Et je trouve embarrassant de ne pas pouvoir vous parler en français.

+-

    Mme Liza Frulla: Je suis Italienne et j'ai vécu la même situation avec mes grands-parents, donc je comprends très bien.

+-

    M. Wilson Southam: J'aimerais commenter la première partie de vos remarques.

    On a déjà dit que le dictateur à craindre est le dictateur bienveillant parce qu'il nous habitue au manque de liberté.

    Lorsqu'on m'a demandé de faire partie du conseil d'administration de Southam en 1972, je leur ai dit à quel point j'étais scandalisé qu'on nous ait autorisés à faire l'acquisition d'un aussi grand nombre de journaux. Et j'ai eu le privilège, en coulisse, d'intervenir deux fois pour éviter que nous prenions trop d'expansion. Lorsqu'on m'a demandé pourquoi j'agissais ainsi, j'ai dit que ce n'était pas dans l'intérêt public.

    Southam s'est comporté relativement bien, comme l'a fait le Financial Post, et nous nous sommes tous habitués à ces grandes sociétés. Nous vivons maintenant dans un monde de grandes sociétés et il y a de plus en plus de livres qui sont publiés, ce qui est d'ailleurs excellent, sur la fin de l'État-nation. On y indique que l'État-nation, en tant que garant de nos droits et libertés, n'en a plus pour très longtemps. Ce sont des ouvrages intelligents et qui présentent des arguments extrêmement convaincants.

    Dans un sens, l'ennemi en ce qui concerne les médias, c'est une très grande entreprise, non pas parce qu'elle est dirigée par des gens malveillants, mais parce que de façon générale, on voit d'un mauvais oeil les différences ainsi que l'indépendance des points de vue.

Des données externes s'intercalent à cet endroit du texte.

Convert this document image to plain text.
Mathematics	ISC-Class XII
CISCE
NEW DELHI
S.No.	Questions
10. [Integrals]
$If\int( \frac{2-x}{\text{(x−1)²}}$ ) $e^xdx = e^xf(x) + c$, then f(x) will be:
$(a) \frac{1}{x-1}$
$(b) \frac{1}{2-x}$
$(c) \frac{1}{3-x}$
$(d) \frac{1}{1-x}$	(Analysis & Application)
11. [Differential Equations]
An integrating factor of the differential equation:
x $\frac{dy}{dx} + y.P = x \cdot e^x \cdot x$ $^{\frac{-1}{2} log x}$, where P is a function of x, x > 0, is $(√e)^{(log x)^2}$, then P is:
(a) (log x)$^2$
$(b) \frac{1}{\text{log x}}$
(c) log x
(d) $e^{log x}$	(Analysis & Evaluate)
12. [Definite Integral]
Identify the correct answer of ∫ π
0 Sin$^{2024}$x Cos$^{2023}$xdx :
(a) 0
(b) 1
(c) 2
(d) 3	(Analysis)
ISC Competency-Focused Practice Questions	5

    Pour passer à la deuxième partie et faire le lien, voici ce qui se passe avec la propriété croisée. Lorsque viendra le moment de renouveler les licences au bout de sept ans—je me demande pourquoi ce n'est pas deux siècles—vous dites, «Nous sommes désolés, vous devez faire un choix. Nous allons revenir à l'ancienne façon de procéder. Vous voulez être propriétaire d'un journal? Vous ne pouvez pas avoir de licence. La situation sera la même pour tout le monde».

    Et c'est colossal. Un sous-ministre que nous avons rencontré a dit que c'était colossal. Eh bien oui, c'est colossal, mais nous avons fait des erreurs et nous nous trouvons dans une situation vraiment ardue, ce qui fait en sorte qu'il est extrêmement difficile pour nous de nous occuper de ce qui nous attend. Je crois que nous sommes en train de nous couper l'herbe sous le pied. Nous ferions aussi bien de nous livrer directement aux États-Unis, comme vont les choses.

    C'est donc ce que vous feriez dans ce cas-là. Serait-il possible de revenir réellement à une séparation complète si on arrive à trouver un moyen de le faire et si la volonté politique existe? Les grandes sociétés ont tellement d'argent et exercent tant de pressions qu'il est très difficile d'envisager une pareille chose, mais en toute logique, c'est ce qu'il faudrait faire.

    En ce qui concerne la concentration, votre rapport propose, Tom, que personne ne devrait posséder plus de cinq journaux, ce qui me paraît un bon chiffre. J'ignore comment vous pourriez y parvenir, mais ce serait tout un objectif à atteindre.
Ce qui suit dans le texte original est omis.